L’une des principales ambiguïtés de la réglementation réside dans le fait que les sociétés étrangères telles que Binance ou BitGate doivent former des alliances avec des entités locales pour s’établir formellement ; Ils ne peuvent pas fonctionner de manière indépendante. Les startups Fintech, pour leur part, entrent dans un bac à sable réglementaire – un environnement de test contrôlé – où elles sont enregistrées et évaluées, bien que le processus ne soit pas tout à fait clair.
Mauro Alejandro Chirinos, président d’Asoblockchain Bolivie.
Toutefois, les plateformes étrangères ne sont pas tenues de nouer ou de nouer des alliances si elles n’entretiennent pas d’alliances avec des entités locales. Ils peuvent fonctionner librement et accessibles aux utilisateurs boliviens (par exemple, via des applications ou le Web), à condition qu’ils n’offrent pas de services communs avec les ETF locaux ou qu’ils ne violent pas les réglementations anti-blanchiment d’argent.
Selon Chirinos, cela explique pourquoi des échanges comme Binance reste disponible en Bolivie sans enregistrement local, mais s’ils souhaitaient une succursale ou un accord de collaboration formel, ils tomberaient dans le domaine des alliances obligatoires.
D’autres analystes de l’écosystème comme Alison Berbetty, de la Chambre bolivienne de BlockchainCablock, critiquent le manque de transparence dans les critères d’évaluation. « Que se passe-t-il si le régulateur ne dispose pas d’équipes formées ? Quels sont les seuils exacts pour réussir un test ? demande Berbetty.
Cette ambiguïté est vue comme un élément qui pourrait devenir un « filtre discrétionnaire » freinant l’innovation, notamment pour les petites startups étrangères intéressées par des alliances.
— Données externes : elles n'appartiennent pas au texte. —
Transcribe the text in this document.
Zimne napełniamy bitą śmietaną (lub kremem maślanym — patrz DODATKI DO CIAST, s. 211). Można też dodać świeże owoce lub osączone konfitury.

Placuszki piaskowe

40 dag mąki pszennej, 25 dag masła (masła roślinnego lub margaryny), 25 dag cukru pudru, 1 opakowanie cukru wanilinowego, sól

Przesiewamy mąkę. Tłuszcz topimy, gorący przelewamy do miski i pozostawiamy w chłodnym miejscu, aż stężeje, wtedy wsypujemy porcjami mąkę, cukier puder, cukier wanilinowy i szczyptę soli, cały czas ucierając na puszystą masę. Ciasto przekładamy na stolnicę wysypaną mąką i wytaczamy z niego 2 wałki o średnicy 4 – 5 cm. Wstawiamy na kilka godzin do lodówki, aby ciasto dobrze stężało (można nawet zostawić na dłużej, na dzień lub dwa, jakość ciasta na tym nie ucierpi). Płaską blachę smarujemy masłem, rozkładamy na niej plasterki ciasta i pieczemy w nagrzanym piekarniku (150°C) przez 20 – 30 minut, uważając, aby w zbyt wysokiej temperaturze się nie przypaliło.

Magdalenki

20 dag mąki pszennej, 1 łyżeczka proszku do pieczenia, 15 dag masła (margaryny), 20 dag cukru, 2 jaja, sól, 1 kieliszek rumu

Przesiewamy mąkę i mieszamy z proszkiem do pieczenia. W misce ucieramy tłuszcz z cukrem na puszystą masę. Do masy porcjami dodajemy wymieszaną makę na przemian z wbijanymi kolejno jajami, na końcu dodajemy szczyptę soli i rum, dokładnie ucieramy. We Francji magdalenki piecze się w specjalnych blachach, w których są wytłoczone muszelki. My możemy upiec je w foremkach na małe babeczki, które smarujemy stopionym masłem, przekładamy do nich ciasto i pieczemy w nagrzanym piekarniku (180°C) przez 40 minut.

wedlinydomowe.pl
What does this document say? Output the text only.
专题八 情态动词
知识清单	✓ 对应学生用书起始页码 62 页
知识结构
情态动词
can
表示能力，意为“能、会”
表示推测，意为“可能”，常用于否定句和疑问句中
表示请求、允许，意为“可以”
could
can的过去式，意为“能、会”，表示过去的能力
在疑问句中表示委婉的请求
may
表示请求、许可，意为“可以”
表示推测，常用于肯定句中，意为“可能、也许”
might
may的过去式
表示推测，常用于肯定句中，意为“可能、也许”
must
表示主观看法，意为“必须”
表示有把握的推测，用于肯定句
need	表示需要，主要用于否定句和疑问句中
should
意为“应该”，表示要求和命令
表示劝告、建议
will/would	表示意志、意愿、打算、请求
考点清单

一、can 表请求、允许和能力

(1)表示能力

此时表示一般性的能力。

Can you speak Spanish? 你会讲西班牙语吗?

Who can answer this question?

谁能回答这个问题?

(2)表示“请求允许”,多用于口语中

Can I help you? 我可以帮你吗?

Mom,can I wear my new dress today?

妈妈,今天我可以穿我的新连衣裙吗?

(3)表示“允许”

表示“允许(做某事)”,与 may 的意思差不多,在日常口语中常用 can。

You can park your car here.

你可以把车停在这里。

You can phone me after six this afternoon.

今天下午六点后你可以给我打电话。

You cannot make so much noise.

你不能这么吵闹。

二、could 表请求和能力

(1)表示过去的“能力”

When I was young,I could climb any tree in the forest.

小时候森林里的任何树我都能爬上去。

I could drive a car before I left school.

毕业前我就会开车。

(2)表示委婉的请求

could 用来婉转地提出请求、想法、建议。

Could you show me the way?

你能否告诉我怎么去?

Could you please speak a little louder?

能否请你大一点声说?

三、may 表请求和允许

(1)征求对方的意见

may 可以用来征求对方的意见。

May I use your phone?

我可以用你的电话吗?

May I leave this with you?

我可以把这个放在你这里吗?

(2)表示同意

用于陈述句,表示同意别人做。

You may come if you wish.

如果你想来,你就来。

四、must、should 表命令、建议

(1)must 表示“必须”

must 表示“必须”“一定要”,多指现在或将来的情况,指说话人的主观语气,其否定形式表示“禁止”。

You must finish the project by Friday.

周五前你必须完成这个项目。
Les taxes, une question en suspens pour les crypto-monnaies en Bolivie
Chirinos met également le doigt sur un point sensible en soulignant que la réglementation ASFI (Résolution 540/2025) ne traite pas des taxes sur les actifs cryptographiques ou les technologies financièreslaissant cet aspect dans les limbes. Ceci est délibéré dans le bac à sable, conçu comme un « environnement test » pour expérimenter dans le cadre de la législation bolivienne sans charges fiscales immédiates, encourageant ainsi l’innovation.
Comme il le laisse entendre, la question demeure de savoir comment les startups déclarent-elles leurs bénéfices lors des tests ? Les taxes générales (telles que la TVA ou la taxe sur les transactions financières) s’appliquent-elles aux transactions P2P avec des pièces stables comme l’USDT, qui dominent 86 % des opérations de cryptomonnaie en Bolivie ? Sans cadre fiscal spécifique, l’informalité persiste, et c’est pourquoi met en garde contre une « lacune problématique » dans la comptabilité et la finance.
Pour le nouveau gouvernement de Rodrigo Paz Pereira (entré en fonction en novembre 2025), combler ces écarts – avec des guides budgétaires et des critères transparents – pourrait transformer la zone grise en un pont solide. Pour y parvenir, Chirinos promeut l’éducation de masse d’ici 2026. Il affirme que sans prêter attention à ces éléments, « travailler légalement » reste à moitié réalisé, exposant les utilisateurs et les entrepreneurs à des risques inutiles.